A religião é, antes de tudo, uma manifestação de um povo. O Brasil, multifacetado, tem nas religiões de matriz africana um dos grantes atos de fé, cultura, e conhecimento, muitas vezes relegado a um culto “menor” ou transformado em maligno. No Dia Nacional das Tradições de Religião de Matriz Africana e Nações do Candomblé comemorado nesta quinta-feira (21), perguntamos a importância desta data para repensar uma fração de país que muitas vezes quer se apagar.
Luta e persistência: viver sua fé dentro de um mundo polarizado é o desafio de Cíntia Lima Tito, yalorixá do Ilê Asè T’Nanã e presidente da Associação de Resistência Afro Brasileira Socio Cultural Ilè Asé T’Nanã (ARASCIAT). À frente do terreiro, ela acredita a intolerância, muito presente contra as tradições afro-brasileiras, deve ir muito além das datas especiais.
“Ser mulher, ter um terreiro espiritualista, ser presidente de uma associação é uma grande missão pra mim como ser humano e líder, tendo em vista que a nossa religião é regional. Cada lugar do Brasil tem uma vertente, tem um segredo; cada panela é mexida a sua maneira”, conta Cíntia. “A intolerância religiosa é uma questão que precisa ser olhada, vista e sentida com mais frequência pelos órgãos públicos e privados de Sete Lagoas”.
E como combater a intolerância?
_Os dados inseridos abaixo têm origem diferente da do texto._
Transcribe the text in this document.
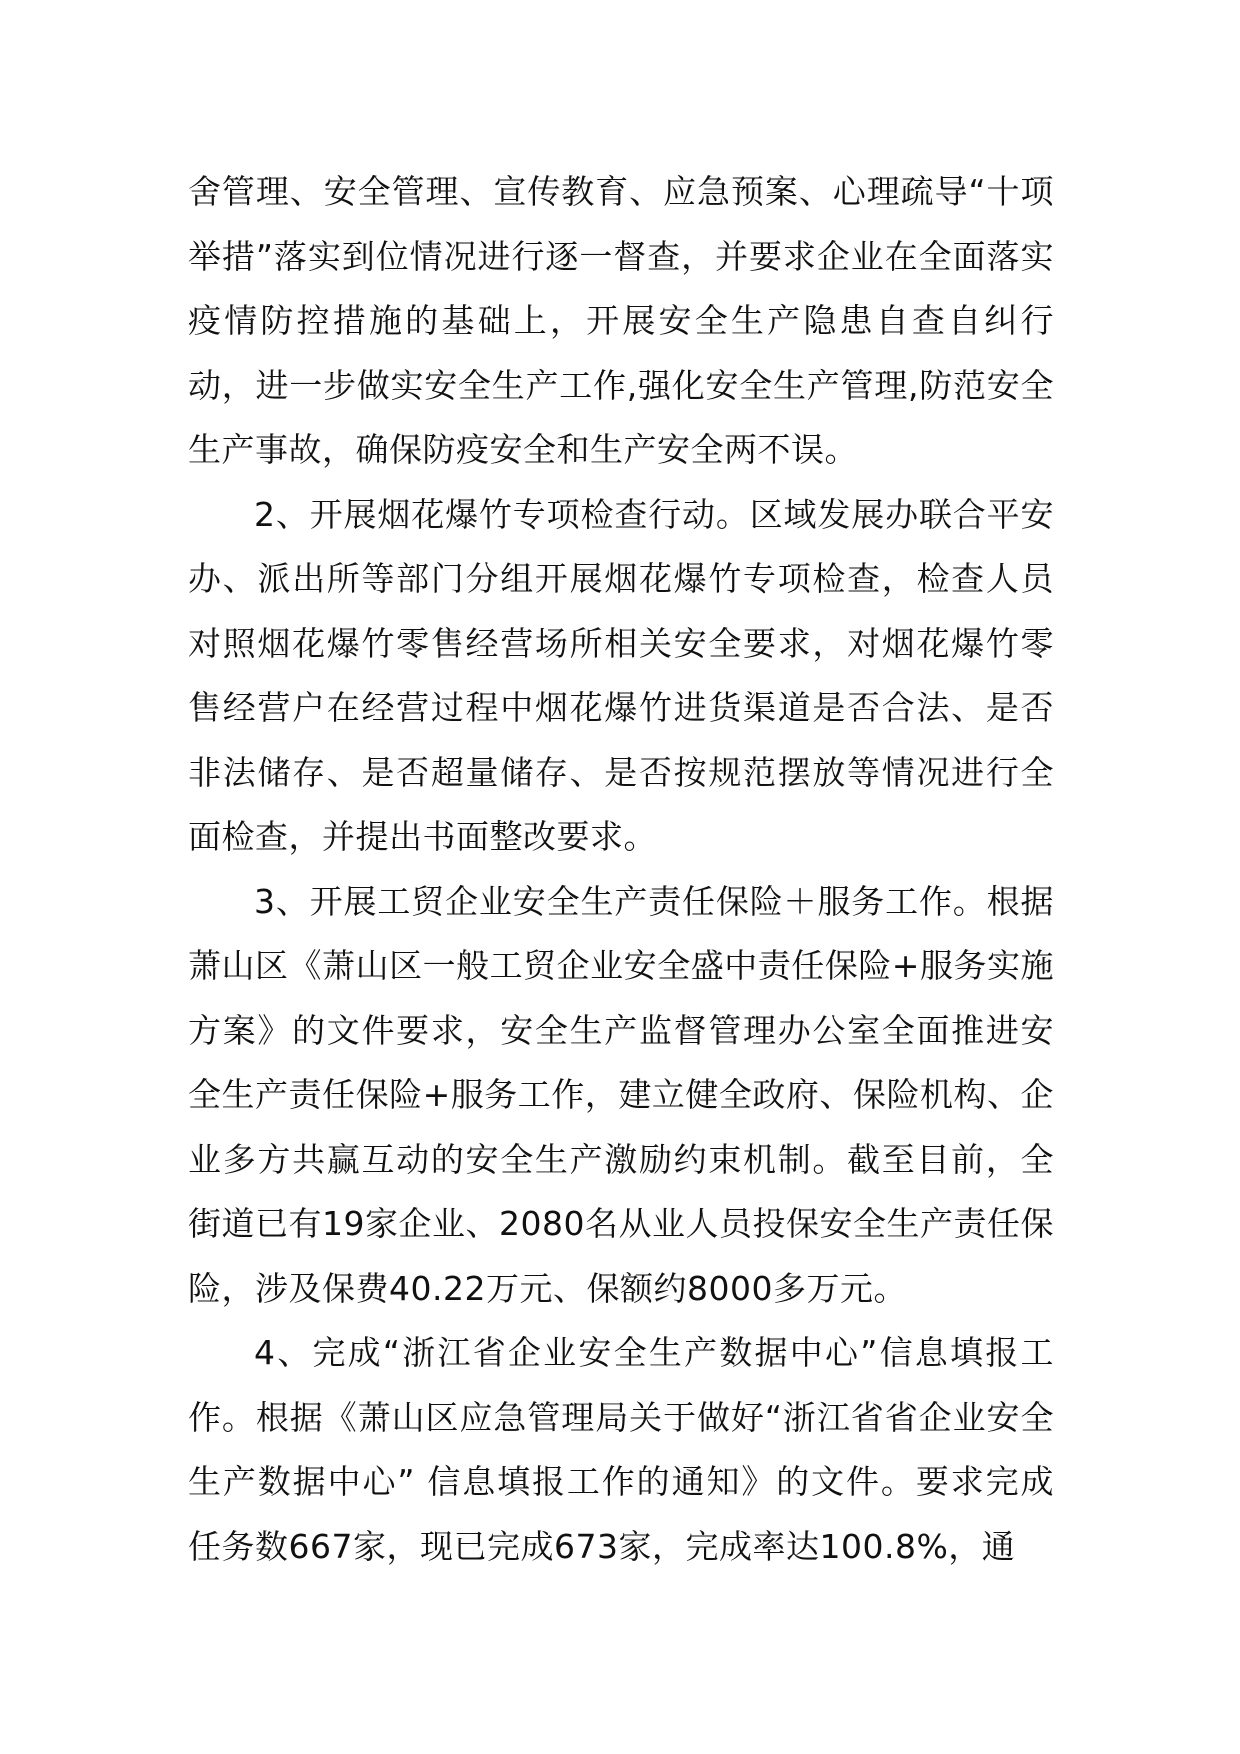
舍管理、安全管理、宣传教育、应急预案、心理疏导“十项举措”落实到位情况进行逐一督查，并要求企业在全面落实疫情防控措施的基础上，开展安全生产隐患自查自纠行动，进一步做实安全生产工作,强化安全生产管理,防范安全生产事故，确保防疫安全和生产安全两不误。

2、开展烟花爆竹专项检查行动。区域发展办联合平安办、派出所等部门分组开展烟花爆竹专项检查，检查人员对照烟花爆竹零售经营场所相关安全要求，对烟花爆竹零售经营户在经营过程中烟花爆竹进货渠道是否合法、是否非法储存、是否超量储存、是否按规范摆放等情况进行全面检查，并提出书面整改要求。

3、开展工贸企业安全生产责任保险＋服务工作。根据萧山区《萧山区一般工贸企业安全盛中责任保险+服务实施方案》的文件要求，安全生产监督管理办公室全面推进安全生产责任保险+服务工作，建立健全政府、保险机构、企业多方共赢互动的安全生产激励约束机制。截至目前，全街道已有19家企业、2080名从业人员投保安全生产责任保险，涉及保费40.22万元、保额约8000多万元。

4、完成“浙江省企业安全生产数据中心”信息填报工作。根据《萧山区应急管理局关于做好“浙江省省企业安全生产数据中心” 信息填报工作的通知》的文件。要求完成任务数667家，现已完成673家，完成率达100.8%，通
Uma educação antirracista é o primeiro passo. “Primeiro, deveríamos educar alguns educadores sobre a importância disso: até mesmo porque é preciso entender essa política como social e educacional para ser passada a frente como realmente é. Sem fantasias, sem desenhar uma estrutura frágil; ao meu ver, é uma questão pra ser discutida até em Prefeituras e Câmaras não só no dia de hoje”, aponta a yalorixá.
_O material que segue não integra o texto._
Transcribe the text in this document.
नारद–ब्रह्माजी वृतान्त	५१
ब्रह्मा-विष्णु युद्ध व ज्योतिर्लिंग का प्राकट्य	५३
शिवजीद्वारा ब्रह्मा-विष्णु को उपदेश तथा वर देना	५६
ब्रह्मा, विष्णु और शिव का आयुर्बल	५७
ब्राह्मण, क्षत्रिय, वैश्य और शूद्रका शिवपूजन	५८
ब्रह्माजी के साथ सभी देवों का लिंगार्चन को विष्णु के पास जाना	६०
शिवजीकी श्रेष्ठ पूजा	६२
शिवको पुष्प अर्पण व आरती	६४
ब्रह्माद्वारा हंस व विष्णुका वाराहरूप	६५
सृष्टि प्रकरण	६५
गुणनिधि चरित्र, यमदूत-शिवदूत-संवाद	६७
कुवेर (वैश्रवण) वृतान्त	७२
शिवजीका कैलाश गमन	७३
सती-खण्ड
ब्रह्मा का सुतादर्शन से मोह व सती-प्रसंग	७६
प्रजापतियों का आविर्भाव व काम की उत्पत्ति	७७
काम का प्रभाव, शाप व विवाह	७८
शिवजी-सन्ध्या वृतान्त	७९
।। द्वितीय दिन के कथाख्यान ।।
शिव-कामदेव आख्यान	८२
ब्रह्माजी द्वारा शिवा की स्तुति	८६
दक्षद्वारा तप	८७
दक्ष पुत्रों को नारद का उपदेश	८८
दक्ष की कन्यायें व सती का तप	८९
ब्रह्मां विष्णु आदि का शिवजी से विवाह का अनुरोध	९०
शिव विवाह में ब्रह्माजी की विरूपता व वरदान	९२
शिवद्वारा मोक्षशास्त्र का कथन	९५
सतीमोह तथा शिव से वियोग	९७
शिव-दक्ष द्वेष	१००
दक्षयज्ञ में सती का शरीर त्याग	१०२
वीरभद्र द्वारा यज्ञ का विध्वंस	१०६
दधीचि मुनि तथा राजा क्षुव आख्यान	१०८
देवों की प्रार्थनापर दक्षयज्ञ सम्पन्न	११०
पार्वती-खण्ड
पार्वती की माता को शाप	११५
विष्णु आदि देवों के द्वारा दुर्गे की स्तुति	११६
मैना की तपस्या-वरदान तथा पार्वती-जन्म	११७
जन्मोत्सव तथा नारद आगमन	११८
“Nossa religião é livre: sendo assim a intolerância religiosa precisa ser revista pra um maior esclarecimento nas classes brancas, não para nós. Porque nós sabemos quem somos e aonde queremos chegar”.
Os saberes de Nanã
A história do candomblé e da umbanda é pouco vista nos livros – porque ela está na oralidade, no conhecimento antigo, passado de geração a geração. “[A] vivência com mais velhos principalmente, e [também] mais novos, porque eles também nos ensinam muito: pela espiritualidade e ancestralidade que se fazem presentes em todos os momentos da nossa existência terrestre”, aponta Cíntia.
E, como as tecnologias da modernidade afetam o conhecimento passado pela oralidade? A yalorixá aponta que elas são importantes para o presente: “Mas, para a espiritualidade, a tecnologia não nos muda porque somos mais espirituais do que tecnológicos. Então é preciso prestar atenção como esse instrumento está sendo usado”.
O sagrado hoje pode estar ao alcance de nossas mãos por uma tela? Cíntia aponta a responsabilidade da transmissão dos ensinamentos das religiões: “Acho de suma importância a tecnologia usada [de maneira] moderadamente no âmbito espiritual para que não fique invasivo, porque estamos tratando sobre ancestralidade, sobre espiritualidade, sobre sentir sobre o poder das energias”, diz. “Isso é algo que precisa ter uma preservação e zelo: por que o que pra uns é profano pra mim é sagrado”, completa.